The Berkeley Scanner did not attend the brief hearing but reviewed a transcript this week to determine what happened.
McAllister had just gotten out of Santa Rita Jail three days before the Berkeley homicide, police wrote in court papers in 2020. He was already on probation at the time for being a felon in possession of a firearm.
McAllister had also been arrested in Berkeley earlier that summer in connection with a non-injury shooting in the Southside neighborhood near Cal.
Alfred Taylor was still alive when first responders got to Glen Avenue but life-saving efforts from Berkeley firefighters failed. He was pronounced dead at the scene, according to court documents.
Jessie McAllister. BPD
Multiple witnesses identified McAllister as the shooter and detectives picked him up at the Berkeley Amtrak station days after the killing.
"McAllister initially denied being in Berkeley and knowing the victim," according to charging papers. "When confronted with evidence, he changed his story and admitted to being at the residence and shooting the victim."
McAllister has been in custody at Santa Rita Jail since his arrest on Oct. 1, 2020.
Over the years, the case was repeatedly scheduled for the preliminary hearing — an evidentiary hearing where a judge decides whether to send the case forward to trial — but that hearing never happened.
Instead, attorneys worked out the plea deal, which they announced to the court Aug. 9.
Read more court coverage on The Scanner.
McAllister originally was charged with murder but, on Aug. 9, he entered a no-contest plea to manslaughter, which is known as a lesser-included offense.
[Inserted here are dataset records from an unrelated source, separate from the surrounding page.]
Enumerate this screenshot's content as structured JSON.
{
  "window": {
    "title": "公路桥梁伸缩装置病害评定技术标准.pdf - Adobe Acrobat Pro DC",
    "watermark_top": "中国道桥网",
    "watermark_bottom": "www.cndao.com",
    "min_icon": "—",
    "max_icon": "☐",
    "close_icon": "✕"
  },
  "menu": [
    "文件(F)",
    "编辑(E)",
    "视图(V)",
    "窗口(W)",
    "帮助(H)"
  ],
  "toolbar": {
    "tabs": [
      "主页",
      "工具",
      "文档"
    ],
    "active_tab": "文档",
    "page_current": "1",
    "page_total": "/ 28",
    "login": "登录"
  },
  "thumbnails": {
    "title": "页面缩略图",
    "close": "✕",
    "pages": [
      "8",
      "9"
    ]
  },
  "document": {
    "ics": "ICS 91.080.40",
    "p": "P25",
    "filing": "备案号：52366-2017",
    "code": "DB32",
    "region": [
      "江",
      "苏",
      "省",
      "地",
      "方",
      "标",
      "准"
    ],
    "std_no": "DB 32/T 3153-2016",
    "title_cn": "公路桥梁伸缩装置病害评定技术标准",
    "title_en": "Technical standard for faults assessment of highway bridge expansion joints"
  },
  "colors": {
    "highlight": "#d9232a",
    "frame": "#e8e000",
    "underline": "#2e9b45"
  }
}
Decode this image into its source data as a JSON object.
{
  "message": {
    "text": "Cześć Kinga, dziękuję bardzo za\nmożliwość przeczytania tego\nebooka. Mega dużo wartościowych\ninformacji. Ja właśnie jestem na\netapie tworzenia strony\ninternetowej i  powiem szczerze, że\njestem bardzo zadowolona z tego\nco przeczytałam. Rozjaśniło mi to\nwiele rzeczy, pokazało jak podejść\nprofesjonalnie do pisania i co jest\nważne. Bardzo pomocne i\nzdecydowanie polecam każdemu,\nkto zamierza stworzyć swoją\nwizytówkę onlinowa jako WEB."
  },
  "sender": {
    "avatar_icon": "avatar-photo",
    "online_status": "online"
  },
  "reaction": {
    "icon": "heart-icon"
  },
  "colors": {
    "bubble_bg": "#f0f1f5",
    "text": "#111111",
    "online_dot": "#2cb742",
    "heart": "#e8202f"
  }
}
He also admitted to being armed and shooting a gun on the day of the killing.
As part of the plea deal, McAllister also received a strike on his criminal record.
Judge Stevens explained the impact of the strike to McAllister to ensure he understood the implications.
"If you were to be convicted of a felony in the future, this conviction could be used in that case to increase your sentence dramatically," the judge said, according to the transcript. "It could add five years to it. It could double it. If you have three strikes, it would be 25 years to life. Also, strike time is served at 85% instead of half time."
McAllister, who is now 29, also has convictions for felony assault likely to produce great bodily injury and burglary.
He is set to return to court Jan. 4, 2024, for a sentencing hearing before a different judge. That judge could potentially reject the proposed sentence, but it is unlikely.
In the meantime, McAllister is slated to meet with the probation department, which will prepare a report and recommendation for the sentencing hearing.
If the deal is upheld, McAllister gives up his right to an appeal.
But if the judge does reject the deal, McAllister has more options, Judge Stevens explained.
"If the judge rejects it for some reason, then you can back out of it," the judge told McAllister, according to the transcript. "You can withdraw your plea. You can withdraw your admissions, and we will start all over again, and you either work out a new deal or go to trial."
Editor's Note: Berkeley Scanner founder Emilie Raguso covered this story in 2020 while working for Berkeleyside. Some of the details in this article are drawn from her 2020 reporting.